感覚に頼って勝負を挑むのではなく、考え抜いて、理解して、答えを見つけて、自分の武器とする。泉は、そのような過程を「言語化しているところ」と表現する。



「ドリブルで言うなら、相手を抜けるときと抜けないときの違いを言語化したいんです。過去の自分のプレーを見たり、プレミアリーグの選手のプレーを見たりして、『正対』がいかに重要か分かったんです。相手と『正対』すれば抜ける。スピードとかボールの置き場所、相手との距離感を含めて、いかに『正対』できるか。今はそこを考えていて、試行錯誤しながら取り組んでいる段階なんです」

11の局面で正面から向き合えば、相手の足は止まる。次に、前向きの矢印を出して向かっていけば相手は下がらざるを得ず、勝負に勝てる。それは、昨季ウイングバックに挑戦して「向かってこられる相手が一番イヤ」と実感して辿り着いた必勝法だ。



ただし試合中の一瞬のうちに、見つけ出した「正対」という答えに持ち込むには、意識を超えた無意識のレベルに持っていく必要がある。「難しいレベルにトライしているので、試合に出れなくて落ち込むとか、そんなこと言ってる場合じゃない」との言葉は、欧州で活躍する自分を思い描いているからこそ、だ。
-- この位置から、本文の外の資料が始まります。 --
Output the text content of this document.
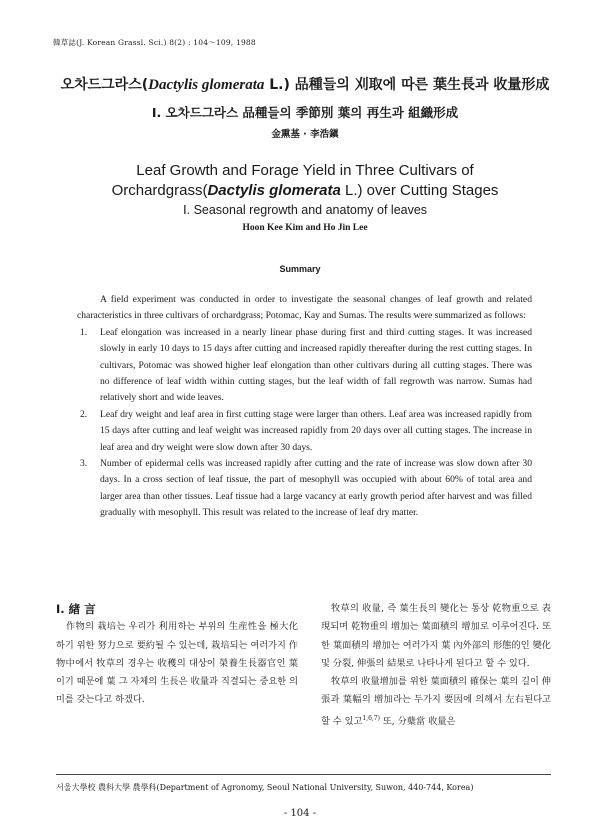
韓草誌(J. Korean Grassl. Sci.) 8(2) : 104～109, 1988
오차드그라스(Dactylis glomerata L.) 品種들의 刈取에 따른 葉生長과 收量形成
Ⅰ. 오차드그라스 品種들의 季節別 葉의 再生과 組織形成
金熏基 · 李浩鎭
Leaf Growth and Forage Yield in Three Cultivars of
Orchardgrass(Dactylis glomerata L.) over Cutting Stages
Ⅰ. Seasonal regrowth and anatomy of leaves
Hoon Kee Kim and Ho Jin Lee
Summary

A field experiment was conducted in order to investigate the seasonal changes of leaf growth and related characteristics in three cultivars of orchardgrass; Potomac, Kay and Sumas. The results were summarized as follows:

1. Leaf elongation was increased in a nearly linear phase during first and third cutting stages. It was increased slowly in early 10 days to 15 days after cutting and increased rapidly thereafter during the rest cutting stages. In cultivars, Potomac was showed higher leaf elongation than other cultivars during all cutting stages. There was no difference of leaf width within cutting stages, but the leaf width of fall regrowth was narrow. Sumas had relatively short and wide leaves.
2. Leaf dry weight and leaf area in first cutting stage were larger than others. Leaf area was increased rapidly from 15 days after cutting and leaf weight was increased rapidly from 20 days over all cutting stages. The increase in leaf area and dry weight were slow down after 30 days.
3. Number of epidermal cells was increased rapidly after cutting and the rate of increase was slow down after 30 days. In a cross section of leaf tissue, the part of mesophyll was occupied with about 60% of total area and larger area than other tissues. Leaf tissue had a large vacancy at early growth period after harvest and was filled gradually with mesophyll. This result was related to the increase of leaf dry matter.

Ⅰ. 緖 言

作物의 栽培는 우리가 利用하는 부위의 生産性을 極大化하기 위한 努力으로 要約될 수 있는데, 栽培되는 여러가지 作物中에서 牧草의 경우는 收穫의 대상이 榮養生長器官인 葉이기 때문에 葉 그 자체의 生長은 收量과 직결되는 중요한 의미를 갖는다고 하겠다.

牧草의 收量, 즉 葉生長의 變化는 통상 乾物重으로 表現되며 乾物重의 增加는 葉面積의 增加로 이루어진다. 또한 葉面積의 增加는 여러가지 葉 內外部의 形態的인 變化 및 分裂, 伸張의 結果로 나타나게 된다고 할 수 있다.

牧草의 收量增加를 위한 葉面積의 確保는 葉의 길이 伸張과 葉幅의 增加라는 두가지 要因에 의해서 左右된다고 할 수 있고$^{1,6,7)}$ 또, 分蘖當 收量은

서울大學校 農科大學 農學科(Department of Agronomy, Seoul National University, Suwon, 440-744, Korea)
- 104 -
「日本だと、そこまで考えなくても抜けると思うんです。だけど、ヨーロッパで抜こうと思ったら、自分をそのレベルまで持っていかないといけない。結局は『正対』できないとムリだと思う。海外の選手、カプリーニとかアルトゥール(シルバ)は『正対』の意識が備わってるんですよ。おそらく相手にビビらない、日本人とは少し違ったメンタリティが関係していると思う。僕の場合は、意図的に『正対』を作り出す。それができれば、より上に行ける。そうやって目の前の壁を破れたら、本当に止められない選手になります」

首位の水戸を下した翌週の練習でも、果敢に勝負を挑む泉がいた。スモールゲームでは攻守の切り替えや守備の局面で相手に食らいつき、自分の得意な形に持ち込もうと奮闘。その姿からは、壁を打ち破ろうとする気概が感じられた。



山形、水戸と2試合連続でプレー機会が訪れず、同じポジションを争う津久井が2試合連続フル出場を果たしている現状に対しても、悲観はしていない。

「匠海のインテンシティは、素直にすごいと思う。ただ、匠海にできなくて自分にできることは絶対にある。武器の異なる2人の使い方は対戦相手によって変わるし、対策されたときは二の矢、三の矢という考えもあると思う。だから匠海のプレーがヒントになるとか、そこに合わせるという意識はない。やっぱり、自分の色を出さないとダメだと思うから」 

世界を視野に戦う泉のドリブルが大宮に歓喜を呼ぶ。その瞬間は、この先きっとある。